At least in its most unreflective form, conversion is an attempt to rid one’s inner life of ambivalence — the idea that we can love something and resent something at the same time. As Kierkegaard put it: “Purity of heart is to will one thing”. The offer being held out by conversion is that there exists some way of being in the world that will quell one’s inner divisions. If only you became straight, if only you became a Christian, if only you could see the wisdom of socialism, then all your inner conflicts would fall away. Conversion is the promise of an inner unity built around some single guiding principle. It is the promise of peace.
But conversion is the promise of peace in just the same way that imperialism can also see itself as the promise of peace – of diverse peoples all united under a single form of government. Indeed, imperialism is the political version of conversion – and it can involve violence in just the same way, quashing difference in the name of some fully integrated vision of human togetherness. Indeed, you could pretty much say that “purity of heart is to will one thing” represents the spiritual origins of fascism.
Surely, though, there must be such a thing as “good conversion”? Isn’t that what debate is all about? Conversation? Of course, I want you to change your mind — about politics, about religion and so on. I just want you to see things from my point of view. Of course this must be done “without compulsion” — and compulsion can take many forms, including psychological bullying. But is the attempt to convert necessarily abusive, in and of itself? This is much more tricky.
Part of what Adam Phillips is doing in his book is to defend a version of analytic practise that is not in hoc to a conversion fantasy of release from complexity. And I would want to do the same with religion too. As Rowan Williams says about the difference between good and bad religion: “One of the tests of actual faith, as opposed to bad religion, is whether it stops you ignoring things.” Faith “is most fully itself and most fully life-giving when it opens your eyes and uncovers for you a world larger than you thought — and, of course, therefore, a world that is a bit more alarming than you ever thought”.
So the difference between good conversion and bad conversion is all about how much reality it allows you to suck up and deal with. Does it collapse your world so as to make things more psychically comfortable, or does it expand it, with all the dissonances that this may involve?
Indeed, part of the problem for many therapists is that the release from “alarming” complexity is often what their clients are seeking from them.
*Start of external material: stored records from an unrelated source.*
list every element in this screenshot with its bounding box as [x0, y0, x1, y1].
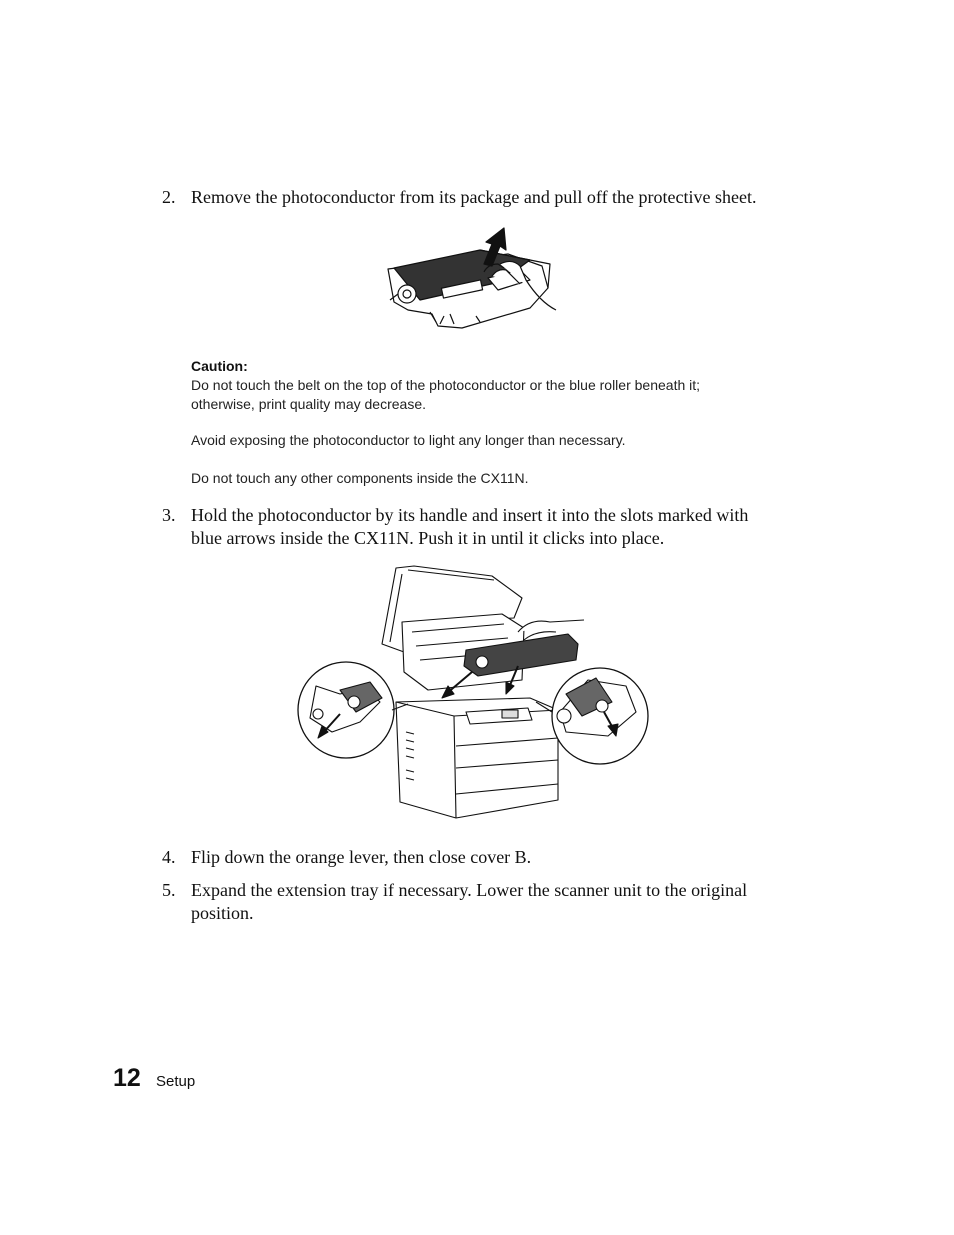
- step-text: Expand the extension tray if necessary. Lower the scanner unit to the original position.: [191, 880, 748, 923]
- page-number: 12: [113, 1064, 141, 1092]
- caution-heading: Caution:: [191, 358, 248, 374]
- caution-paragraph: Do not touch any other components inside the CX11N.: [191, 470, 529, 486]
- step-number: 3.: [162, 505, 176, 525]
- step-number: 2.: [162, 187, 176, 207]
- step-number: 5.: [162, 880, 176, 900]
- step-text: Flip down the orange lever, then close cover B.: [191, 847, 532, 867]
- caution-note: [191, 357, 761, 488]
- section-label: Setup: [156, 1073, 196, 1090]
- step-text: Remove the photoconductor from its package and pull off the protective sheet.: [191, 187, 757, 207]
- caution-paragraph: Avoid exposing the photoconductor to light any longer than necessary.: [191, 432, 626, 448]
- photoconductor-illustration: [380, 224, 560, 334]
- step-text: Hold the photoconductor by its handle and insert it into the slots marked with blue arrows inside the CX11N. Push it in until it clicks into place.: [191, 505, 749, 548]
- caution-paragraph: Do not touch the belt on the top of the photoconductor or the blue roller beneath it; otherwise, print quality may decrease.: [191, 377, 701, 412]
- printer-insertion-illustration: [296, 562, 650, 824]
- step-number: 4.: [162, 847, 176, 867]
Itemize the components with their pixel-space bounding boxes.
To be a priest is often to be the object of very similar expectations. Indeed, when people say things like “I envy you, your faith. It must make life so much more straightforward” it says a lot more about them than it does about faith itself.
So while I absolutely believe we need to defend gay people from spiritual abuse, I fear we have now so taken against the idea of conversion, even non-coercive conversion, that we fail to recognise we are all at it.
Freud tells the story of a priest who is called to the deathbed of an atheistic insurance salesman. After an hour or so, the priest comes out of the bedroom, having failed to convert him. But the priest is now fully insured. It’s a great story. And the moral is clear: everyone is selling something.